La prudencia | El Nuevo Siglo
Lunes, 24 de Octubre de 2022

La prudencia, desde la antigüedad y particularmente durante la edad media, junto con la justicia, la fortaleza y la templanza, fue calificada como una de las llamadas “virtudes cardinales” que debía tener el buen gobernante para poder adoptar las decisiones adecuadas a la realidad y conducir su ciudad o reino por el buen camino. La prudencia era la primera ellas, y se entendió que actuar bajo su guía implicaba recoger la experiencia, esto es, conocer el pasado para así poder “prever”, es decir, ver con anticipación, o “prevenir” lo que en un futuro pudiera acontecer. Por ello en algunas representaciones iconográficas del medioevo y del renacimiento de dicha virtud, aparece tanto el ojo avizor, como los espejos enfrentados: uno que muestra el pasado y el otro el futuro.

También se llegó a representar la prudencia con un cedazo o tamiz para expresar la idea de discernimiento, esto es, el “juicio por cuyo medio percibimos y declaramos la diferencia que existe entre varias cosas”. De esa manera se puede separar lo que tiene peso o importancia, de lo superfluo o banal. Otro de los símbolos que se utilizó fue el compás, porque este instrumento indica la mesura en la toma de decisiones. Es por ello que la prudencia -a veces llamada “cordura”- y la sabiduría, en muchos casos aparecen como una sola y así fueron fundidas o confundidas en varias representaciones alegóricas.
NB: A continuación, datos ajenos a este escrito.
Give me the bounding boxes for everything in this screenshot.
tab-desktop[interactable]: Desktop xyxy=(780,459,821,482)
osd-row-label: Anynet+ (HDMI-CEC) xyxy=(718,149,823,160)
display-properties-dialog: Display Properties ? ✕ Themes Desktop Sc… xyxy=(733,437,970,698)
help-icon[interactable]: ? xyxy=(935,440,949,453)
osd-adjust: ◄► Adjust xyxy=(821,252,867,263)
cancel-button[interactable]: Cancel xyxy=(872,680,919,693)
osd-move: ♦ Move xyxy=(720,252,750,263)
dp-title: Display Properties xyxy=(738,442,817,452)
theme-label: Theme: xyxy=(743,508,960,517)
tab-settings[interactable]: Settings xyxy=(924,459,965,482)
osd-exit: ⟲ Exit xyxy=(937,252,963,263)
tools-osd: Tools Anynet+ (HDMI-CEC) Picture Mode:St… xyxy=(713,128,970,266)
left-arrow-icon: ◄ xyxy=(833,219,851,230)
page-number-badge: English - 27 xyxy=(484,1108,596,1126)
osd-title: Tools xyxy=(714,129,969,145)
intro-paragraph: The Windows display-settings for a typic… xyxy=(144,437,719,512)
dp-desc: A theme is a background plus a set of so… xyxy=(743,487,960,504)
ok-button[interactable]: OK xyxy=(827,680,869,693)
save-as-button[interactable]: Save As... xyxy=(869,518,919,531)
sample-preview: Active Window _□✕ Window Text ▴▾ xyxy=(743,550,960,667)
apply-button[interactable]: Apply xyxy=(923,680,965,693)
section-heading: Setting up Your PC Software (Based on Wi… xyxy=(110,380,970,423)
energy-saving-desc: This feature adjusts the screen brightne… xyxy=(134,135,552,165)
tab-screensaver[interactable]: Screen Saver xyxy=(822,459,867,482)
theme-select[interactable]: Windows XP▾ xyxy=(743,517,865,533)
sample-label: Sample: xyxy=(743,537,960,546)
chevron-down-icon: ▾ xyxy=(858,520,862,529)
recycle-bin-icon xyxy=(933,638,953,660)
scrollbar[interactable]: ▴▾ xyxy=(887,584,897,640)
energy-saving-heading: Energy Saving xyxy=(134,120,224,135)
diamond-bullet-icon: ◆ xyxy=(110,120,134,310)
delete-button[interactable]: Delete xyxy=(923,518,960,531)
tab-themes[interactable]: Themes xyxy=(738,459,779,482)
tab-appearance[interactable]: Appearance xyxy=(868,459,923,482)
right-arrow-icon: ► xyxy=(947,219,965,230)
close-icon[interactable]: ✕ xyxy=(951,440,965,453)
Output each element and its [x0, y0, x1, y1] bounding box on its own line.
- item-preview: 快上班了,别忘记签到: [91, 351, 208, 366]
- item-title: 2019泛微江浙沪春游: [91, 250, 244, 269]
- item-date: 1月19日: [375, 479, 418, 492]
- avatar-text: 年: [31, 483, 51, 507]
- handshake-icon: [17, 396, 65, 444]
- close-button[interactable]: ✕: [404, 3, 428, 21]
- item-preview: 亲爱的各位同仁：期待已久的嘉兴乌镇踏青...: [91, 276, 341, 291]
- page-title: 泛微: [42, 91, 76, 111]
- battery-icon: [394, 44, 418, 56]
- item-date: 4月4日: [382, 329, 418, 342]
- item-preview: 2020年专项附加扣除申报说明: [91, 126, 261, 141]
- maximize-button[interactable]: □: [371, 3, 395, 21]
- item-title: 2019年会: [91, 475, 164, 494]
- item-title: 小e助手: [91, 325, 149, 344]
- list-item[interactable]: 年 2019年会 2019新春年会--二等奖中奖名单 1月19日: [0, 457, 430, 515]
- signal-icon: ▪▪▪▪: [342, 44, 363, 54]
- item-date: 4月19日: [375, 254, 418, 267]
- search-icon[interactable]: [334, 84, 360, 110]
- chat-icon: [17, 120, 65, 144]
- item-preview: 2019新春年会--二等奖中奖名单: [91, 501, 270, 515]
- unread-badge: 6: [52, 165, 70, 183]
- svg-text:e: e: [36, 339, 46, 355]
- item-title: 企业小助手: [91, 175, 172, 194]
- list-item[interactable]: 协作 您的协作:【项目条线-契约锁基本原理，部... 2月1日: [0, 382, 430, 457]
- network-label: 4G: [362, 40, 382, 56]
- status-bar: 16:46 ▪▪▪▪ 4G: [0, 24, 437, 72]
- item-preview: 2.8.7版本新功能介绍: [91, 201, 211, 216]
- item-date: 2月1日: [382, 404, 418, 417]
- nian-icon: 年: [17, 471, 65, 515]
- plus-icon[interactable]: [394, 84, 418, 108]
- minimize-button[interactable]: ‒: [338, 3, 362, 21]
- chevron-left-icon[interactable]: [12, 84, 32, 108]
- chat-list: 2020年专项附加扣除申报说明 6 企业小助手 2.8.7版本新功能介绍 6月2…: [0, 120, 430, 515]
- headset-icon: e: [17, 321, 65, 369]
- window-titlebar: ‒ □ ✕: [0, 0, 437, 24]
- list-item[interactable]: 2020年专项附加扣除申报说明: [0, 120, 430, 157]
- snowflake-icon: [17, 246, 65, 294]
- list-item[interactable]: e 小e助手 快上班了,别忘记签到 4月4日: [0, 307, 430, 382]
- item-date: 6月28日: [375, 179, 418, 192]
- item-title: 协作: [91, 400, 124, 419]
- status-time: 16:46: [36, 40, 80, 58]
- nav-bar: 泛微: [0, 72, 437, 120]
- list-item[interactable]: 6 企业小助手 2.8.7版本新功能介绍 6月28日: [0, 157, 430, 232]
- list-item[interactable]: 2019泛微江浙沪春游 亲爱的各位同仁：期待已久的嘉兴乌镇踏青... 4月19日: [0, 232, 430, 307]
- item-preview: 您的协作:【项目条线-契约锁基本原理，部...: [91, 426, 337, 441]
En relación con nuestra convulsionada realidad, es necesario recordar esa virtud política que nunca ha perdido vigencia. Así, al momento de adoptar decisiones, es aconsejable basarse en ella. Y en ese sentido,  es pertinente recordar que “escarmentar” es aprender de los errores propios o ajenos para evitar caer en ellos. Nada impide la acción, ni la audacia cuando así lo impongan las circunstancias, pero en todo caso es necesario identificar el objetivo y prever las consecuencias.  La prudencia, como lo dijera hace siglos Gilles de Rome, “es como un ojo que permite identificar el bien y el fin que se persigue”, a la manera del buen arquero que, para acertar, requiere ver claramente el blanco.

No siempre parece haber tiempo para la reflexión. Los hechos se atropellan unos a otros, cada cosa es más grave que la anterior;   y nuestra particular idiosincrasia parece regirse más por los impulsos pasionales que por el raciocinio. Vivimos en un ambiente de discursos -a veces impertinentes o improvisados- para calmar el problema del día, como si las solas palabras pudieran siempre, y por sí mismas, cambiar la realidad. Terminamos entonces  inmersos en una verborrea que nubla el pensamiento.

Ya no nos permitimos el silencio para hacer un alto y se cede a lo inmediato. En ese sentido es bien diciente que otra de las representaciones simbólicas de la prudencia fuera el ciervo, que no solo es un animal ágil y veloz cuando percibe el peligro, sino que también es un rumiante. Y rumiar metafóricamente significa  hacer consideraciones concienzudas, esto es, detenerse para dar lugar a la reflexión, y así poder actuar certeramente. El silencio -tan difícil de lograr en estos tiempos de ráfagas y estridencias, y de enorme caudal de información tanto falsa como verdadera- nos permite mayor abstracción, para de esa manera separar o entrelazar los elementos y organizarlos en el pensamiento. Por estos días, ¡cuántos silencios servirían más que mil palabras!